A typical diagnostic test has two outcomes: positive or negative with the goal of classifying subjects correctly based on a “gold standard” or known outcome. These diagnostic tests have specific performance measures that are used to assess the clinical value of a test. Two basic measures for a diagnostic test are sensitivity and specificity. Sensitivity is the percent of true positives subjects who test positive by your test, and specificity is the percent of negative subjects who test negative by your test. There are additional measures of interest as well, which are outlined in the FDA’s Statistical Guidance on Reporting Results from Studies Evaluating Diagnostic Tests. These performance measures are based on the 2x2 contingency table of truth (i.e., diagnosis by some known standard – often invasive) vs. the test result.
For example, let’s consider an example taken from Zhou, et. al. (Statistical Methods in Diagnostic Medicine, Wiley 2002).
Our data table has two columns of interest: “Truth” and “Test Result.” We can obtain a contingency table (shown below) using the fit Y by X platform with Y = Truth and X = Test Result. Using this contingency table, we can gather our performance measures.

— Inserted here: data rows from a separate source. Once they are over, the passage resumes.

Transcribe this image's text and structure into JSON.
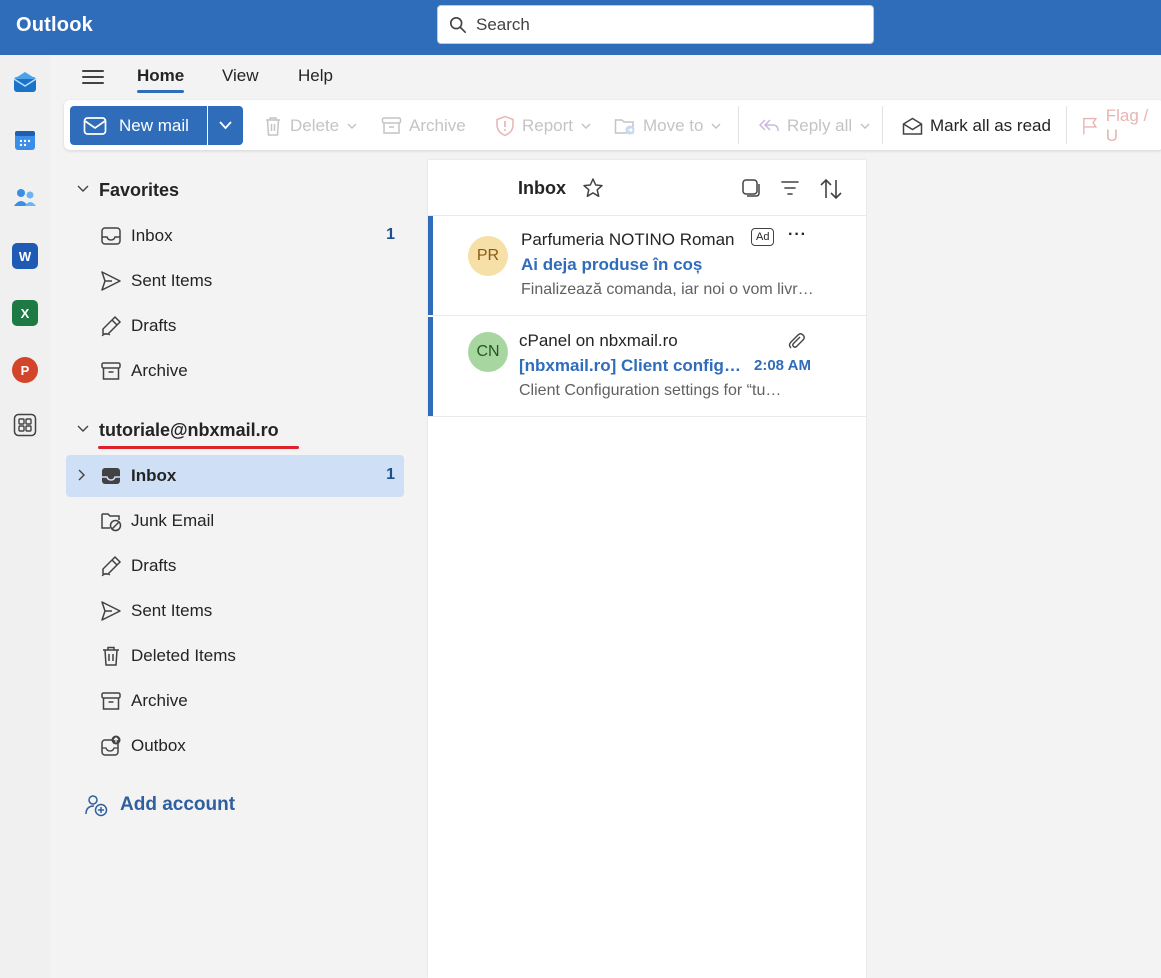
{
  "app": {
    "title": "Outlook"
  },
  "search": {
    "placeholder": "Search"
  },
  "menu": {
    "tabs": [
      {
        "label": "Home",
        "active": true
      },
      {
        "label": "View"
      },
      {
        "label": "Help"
      }
    ]
  },
  "ribbon": {
    "new_mail": "New mail",
    "delete": "Delete",
    "archive": "Archive",
    "report": "Report",
    "move_to": "Move to",
    "reply_all": "Reply all",
    "mark_all_read": "Mark all as read",
    "flag": "Flag / U"
  },
  "favorites": {
    "header": "Favorites",
    "items": [
      {
        "label": "Inbox",
        "count": "1",
        "icon": "inbox-icon"
      },
      {
        "label": "Sent Items",
        "icon": "send-icon"
      },
      {
        "label": "Drafts",
        "icon": "drafts-icon"
      },
      {
        "label": "Archive",
        "icon": "archive-icon"
      }
    ]
  },
  "account": {
    "email": "tutoriale@nbxmail.ro",
    "items": [
      {
        "label": "Inbox",
        "count": "1",
        "icon": "inbox-icon",
        "selected": true
      },
      {
        "label": "Junk Email",
        "icon": "junk-icon"
      },
      {
        "label": "Drafts",
        "icon": "drafts-icon"
      },
      {
        "label": "Sent Items",
        "icon": "send-icon"
      },
      {
        "label": "Deleted Items",
        "icon": "trash-icon"
      },
      {
        "label": "Archive",
        "icon": "archive-icon"
      },
      {
        "label": "Outbox",
        "icon": "outbox-icon"
      }
    ]
  },
  "add_account": "Add account",
  "message_list": {
    "title": "Inbox",
    "messages": [
      {
        "initials": "PR",
        "sender": "Parfumeria NOTINO Roman",
        "badge": "Ad",
        "more": "···",
        "subject": "Ai deja produse în coș",
        "preview": "Finalizează comanda, iar noi o vom livr…",
        "avatar_bg": "#f7e0a8",
        "avatar_fg": "#8a5a10"
      },
      {
        "initials": "CN",
        "sender": "cPanel on nbxmail.ro",
        "subject": "[nbxmail.ro] Client config…",
        "time": "2:08 AM",
        "preview": "Client Configuration settings for “tu…",
        "avatar_bg": "#a8d6a0",
        "avatar_fg": "#1f5a1a"
      }
    ]
  },
  "colors": {
    "brand": "#2f6dbb",
    "selected": "#cfe0f6",
    "underline_red": "#e0202a"
  }
}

Recall that sensitivity is the proportion of true positives that test positive by our test. For our example, that is 29/30 or the Col % value of 96.67 from our table. Another performance measure is negative predictive value, or NPV. NPV is the proportion of subjects who test negative that are truly negative. In our example, the NPV is 11/12 or the Row % of 91.67. So our diagnostic performance results are in our contingency table if we know where to look; however, their confidence intervals are missing. To get to the confidence intervals, we can use the Distribution platform so long as we use the correct subset of subjects for each performance measure. Sensitivity is based on true positives; NPV on those who test negative, and so on.
Needing performance measures on a regular basis and needing to share them with others in a clear format, I turned to JSL. Now the JMP add-in “Performance Measures” has all the summary statistics I need for a diagnostic test in one place. When you invoke the add-in, you will be presented with a dialog box in which to enter the diagnosis column (i.e., true outcome) and the test result column (i.e., test result), and if you have a grouping column you can use that as well. The dialog box also allows you to set the significance level (for your confidence intervals).
Next, you will be prompted for the levels corresponding to a positive test. Note, if you want your 2x2 table to be in the “standard” format of the upper-left cell being the positive/positive cell, then you will need to use your column properties “value ordering” to set the positive outcomes as the top value for each of your columns.
The resulting output is as follows:
The output was built in terms of what I most often needed: the 2x2 table of counts and the table of performance measures with confidence intervals. I retained a graphic in my output to keep with the spirit of JMP platforms that are graphically oriented. The script uses the categorical modeling platform to obtain the 2x2 table and the frequency chart, and then references the values in the 2x2 table to generate the performance measures table. The confidence intervals are score confidence intervals except those on for the likelihood ratios, which are based on the method in the article: “Likelihood ratios with confidence: sample size estimation for diagnostic test studies.” J Clin Epidemiol. 1991;44(8):763-70. Simel DL, Samsa GP, Matchar DB.
The performance measures script is available as part of the “Medical Diagnostic Tools” add-in in the JMP File Exchange (download requires a free SAS login). So far this tool kit has two tools: the one described above and a second that will calculate confidence intervals for the AUC from an ROC curve.